歯周病菌の毒素によってできた物質が、インスリンの働きを妨げる
歯周病による炎症が進行すると、プラーク(歯垢)内に入り込んだ歯周病菌群から、内毒素と呼ばれる毒素が産出され、歯周ポケット内で毒素から身を守るための免疫を活性化させる物質がつくられます。
一方、おなか周りが大きくなる内臓脂肪型肥満になると、脂肪細胞からさまざまな物質が分泌されるようになり、そのうちの1つは、血糖値を下げるホルモンであるインスリンの働きを低下させます。
このインスリンの働きを低下させる物質と、前述の内毒素から身を守るためにつくられる物質は、実は同じもの(TNF-α)であることが判明しました。このため、歯周病が進行すると、インスリンの働きが妨げられ、血糖コントロールが難しくなると考えられています。
糖尿病による免疫力の低下、歯肉組織の劣化、口の乾燥で歯周病リスク増
糖尿病にかかっていると免疫の働きが十分でなくなり、体に侵入してきた細菌に対する抵抗力や傷ついた組織の修復力が低下します。また、高血糖による血行不良で歯肉の組織が劣化。さらに、のどが渇きやすくなり、口の中が乾燥しがちです。

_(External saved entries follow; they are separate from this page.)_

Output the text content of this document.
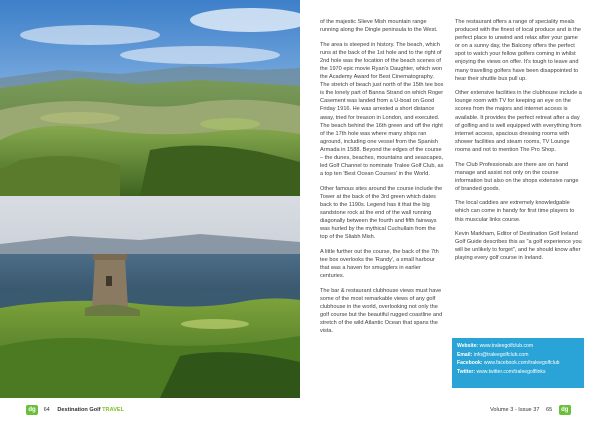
of the majestic Slieve Mish mountain range running along the Dingle peninsula to the West.

The area is steeped in history. The beach, which runs at the back of the 1st hole and to the right of 2nd hole was the location of the beach scenes of the 1970 epic movie Ryan's Daughter, which won the Academy Award for Best Cinematography. The stretch of beach just north of the 15th tee box is the lonely part of Banna Strand on which Roger Casement was landed from a U-boat on Good Friday 1916. He was arrested a short distance away, tried for treason in London, and executed. The beach behind the 16th green and off the right of the 17th hole was where many ships ran aground, including one vessel from the Spanish Armada in 1588. Beyond the edges of the course – the dunes, beaches, mountains and seascapes, led Golf Channel to nominate Tralee Golf Club, as a top ten 'Best Ocean Courses' in the World.

Other famous sites around the course include the Tower at the back of the 3rd green which dates back to the 1190s. Legend has it that the big sandstone rock at the end of the wall running diagonally between the fourth and fifth fairways was hurled by the mythical Cuchullain from the top of the Sliabh Mish.

A little further out the course, the back of the 7th tee box overlooks the 'Randy', a small harbour that was a haven for smugglers in earlier centuries.

The bar & restaurant clubhouse views must have some of the most remarkable views of any golf clubhouse in the world, overlooking not only the golf course but the beautiful rugged coastline and stretch of the wild Atlantic Ocean that spans the vista.

The restaurant offers a range of speciality meals produced with the finest of local produce and is the perfect place to unwind and relax after your game or on a sunny day, the Balcony offers the perfect spot to watch your fellow golfers coming in whilst enjoying the views on offer. It's tough to leave and many travelling golfers have been disappointed to hear their shuttle bus pull up.

Other extensive facilities in the clubhouse include a lounge room with TV for keeping an eye on the scores from the majors and internet access is available. It provides the perfect retreat after a day of golfing and is well equipped with everything from internet access, spacious dressing rooms with shower facilities and steam rooms, TV Lounge rooms and not to mention The Pro Shop.

The Club Professionals are there are on hand manage and assist not only on the course information but also on the shops extensive range of branded goods.

The local caddies are extremely knowledgable which can come in handy for first time players to this muscular links course.

Kevin Markham, Editor of Destination Golf Ireland Golf Guide describes this as "a golf experience you will be unlikely to forget", and he should know after playing every golf course in Ireland.

Website: www.traleegolfclub.com
Email: info@traleegolfclub.com
Facebook: www.facebook.com/traleegolfclub
Twitter: www.twitter.com/traleegolflinks
dg 64 Destination Golf TRAVEL	Volume 3 - Issue 37 65 dg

歯周病は歯周病菌による感染症といえることから、糖尿病により歯周病菌に感染しやすく、また悪化しやすくなります。劣化した歯肉の組織は、感染を容易にします。口の中の乾燥で、唾液による洗浄や組織の修復効果も期待できなくなります。
糖尿病にかかっていると、糖尿病ではない人に比べて2倍以上も歯周病を発症しやすく、血糖コントロールが悪いと歯周病が悪化しやすいとされています。